Further increasing disease coefficients for certain chronic conditions overall, and specifically for dually eligible beneficiaries with those conditions: 39 conditions for dually eligible patients are reimbursed at a lower rate than for those that are not dual eligible. We request that those be made equal, as it better reflects the actual cost of care.
Revisiting a limited number of removed codes in CMS’ proposed model (v28 CMS-HCC) and reintroducing a clinically relevant subset: CMS has proposed removing thousands of codes entirely from Medicare Advantage’s risk adjustment model, with the intention to cut down on coding abuse. We are requesting CMS revisit a narrow set of those codes impacting the cost of care in five specific areas because of the disproportionate reduction in payments for dually eligible patients shown by our analysis.

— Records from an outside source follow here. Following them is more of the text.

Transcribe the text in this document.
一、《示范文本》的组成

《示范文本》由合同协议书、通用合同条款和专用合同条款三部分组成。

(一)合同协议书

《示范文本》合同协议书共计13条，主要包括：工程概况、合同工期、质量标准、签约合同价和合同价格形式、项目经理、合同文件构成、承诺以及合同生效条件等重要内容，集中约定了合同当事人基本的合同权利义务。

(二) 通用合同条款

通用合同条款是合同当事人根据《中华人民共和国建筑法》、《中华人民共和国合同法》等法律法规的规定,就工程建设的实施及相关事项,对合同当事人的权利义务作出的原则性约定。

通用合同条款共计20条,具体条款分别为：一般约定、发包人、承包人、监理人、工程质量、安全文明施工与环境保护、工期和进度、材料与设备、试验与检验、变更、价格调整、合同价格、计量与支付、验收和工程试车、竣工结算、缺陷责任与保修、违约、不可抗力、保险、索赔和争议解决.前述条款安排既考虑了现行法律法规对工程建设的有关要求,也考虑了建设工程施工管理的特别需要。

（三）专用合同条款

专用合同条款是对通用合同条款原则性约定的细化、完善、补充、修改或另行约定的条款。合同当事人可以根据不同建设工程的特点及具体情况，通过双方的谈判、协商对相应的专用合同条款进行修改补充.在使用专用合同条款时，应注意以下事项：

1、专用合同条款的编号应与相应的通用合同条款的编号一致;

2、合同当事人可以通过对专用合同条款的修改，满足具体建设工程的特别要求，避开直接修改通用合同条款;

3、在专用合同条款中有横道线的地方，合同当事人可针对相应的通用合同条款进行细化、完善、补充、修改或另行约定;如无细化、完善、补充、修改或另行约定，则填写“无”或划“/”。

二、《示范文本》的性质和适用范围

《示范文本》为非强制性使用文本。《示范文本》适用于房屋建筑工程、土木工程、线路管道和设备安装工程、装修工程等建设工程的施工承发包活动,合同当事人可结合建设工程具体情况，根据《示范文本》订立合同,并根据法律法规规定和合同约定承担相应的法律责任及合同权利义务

Adding new codes into the proposed v28 CMS-HCC model capturing diagnoses that are inordinately prevalent in underserved communities: We recommend CMS include coding for two major conditions that disproportionately affect Medicare beneficiaries in marginalized communities.
Importantly, our recommendations are not advocating for overall increased funding to Medicare Advantage compared to what CMS has proposed. We believe any increases from the proposals above can be offset by moderately decreasing demographic coefficients for non-dual patients, which increase under the current proposed rule.
We look forward to continuing to engage CMS, the Biden-Harris Administration, and key stakeholders as we work to remake healthcare as it should be.